Wie rijdt er vandaag de dag nou nog op een ezel? Enkele toeristen in verre landen, misschien.
Maar in de late
middeleeuwen
wist iedereen uit ervaring
dat het op een ezel heel wat minder prettig rijden is dan op een
paard.
De ezel heeft namelijk een hinderlijk uitstekende ruggegraat.
De naam
'
ezelsrugboog'
doet de ezel onrecht. Deze boog is
wel spits, maar wanneer het nuttige dier echt zo'n puntige rug zou hebben,
dan zou er nooit iemand op hebben durven rijden.
De ezelsrugboog lijkt op een
spitsboog,
want hij heeft ook een spitse top. De schenkels (zijkanten) zijn echter S-vormig,
waarbij de bovenste delen naar binnen gebogen zijn.

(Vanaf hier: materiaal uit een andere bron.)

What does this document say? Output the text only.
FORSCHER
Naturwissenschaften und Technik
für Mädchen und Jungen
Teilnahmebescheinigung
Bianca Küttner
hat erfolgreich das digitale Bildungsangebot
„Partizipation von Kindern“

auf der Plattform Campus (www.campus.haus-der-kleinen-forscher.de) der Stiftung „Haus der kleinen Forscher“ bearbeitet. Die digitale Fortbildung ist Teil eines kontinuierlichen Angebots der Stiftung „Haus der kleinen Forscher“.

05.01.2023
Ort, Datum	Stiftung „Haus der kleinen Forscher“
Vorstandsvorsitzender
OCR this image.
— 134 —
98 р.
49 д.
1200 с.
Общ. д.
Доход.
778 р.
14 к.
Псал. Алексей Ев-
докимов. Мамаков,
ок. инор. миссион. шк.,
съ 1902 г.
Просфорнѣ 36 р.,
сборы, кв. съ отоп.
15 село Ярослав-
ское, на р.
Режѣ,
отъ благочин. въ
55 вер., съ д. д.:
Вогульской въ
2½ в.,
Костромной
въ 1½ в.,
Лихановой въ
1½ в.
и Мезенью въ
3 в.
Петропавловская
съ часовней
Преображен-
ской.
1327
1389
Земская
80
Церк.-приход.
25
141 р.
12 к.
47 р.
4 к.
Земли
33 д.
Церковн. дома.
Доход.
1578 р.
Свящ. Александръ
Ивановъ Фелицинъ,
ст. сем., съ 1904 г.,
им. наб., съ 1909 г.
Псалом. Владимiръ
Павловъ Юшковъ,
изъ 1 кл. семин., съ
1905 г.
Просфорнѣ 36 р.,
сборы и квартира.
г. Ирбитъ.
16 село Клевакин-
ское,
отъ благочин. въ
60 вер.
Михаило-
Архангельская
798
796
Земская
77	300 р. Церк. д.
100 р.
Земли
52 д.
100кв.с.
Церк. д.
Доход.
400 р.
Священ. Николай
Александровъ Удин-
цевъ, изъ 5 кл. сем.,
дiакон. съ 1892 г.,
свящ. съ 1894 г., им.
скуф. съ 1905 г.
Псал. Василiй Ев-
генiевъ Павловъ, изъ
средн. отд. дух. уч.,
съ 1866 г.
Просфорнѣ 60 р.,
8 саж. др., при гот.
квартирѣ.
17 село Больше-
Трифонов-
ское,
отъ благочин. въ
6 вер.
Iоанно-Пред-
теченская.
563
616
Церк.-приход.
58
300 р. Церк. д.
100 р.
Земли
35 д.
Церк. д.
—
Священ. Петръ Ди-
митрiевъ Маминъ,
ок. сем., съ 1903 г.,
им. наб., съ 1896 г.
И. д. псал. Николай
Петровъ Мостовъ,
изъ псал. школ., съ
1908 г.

Deze boog lijkt wat op de veel vlakkere
accoladeboog.
Een variant die minder steil is dan de ezelsrugboog, maar steiler dan de accoladeboog, is de
kielboog,
maar meestal wordt er geen verschil
gemaakt tussen de ezelsrug- en de kielboog (of worden ze juist andersom getypeerd).
Niet zelden ook worden beide termen als synomien voor de accoladeboog opgevat.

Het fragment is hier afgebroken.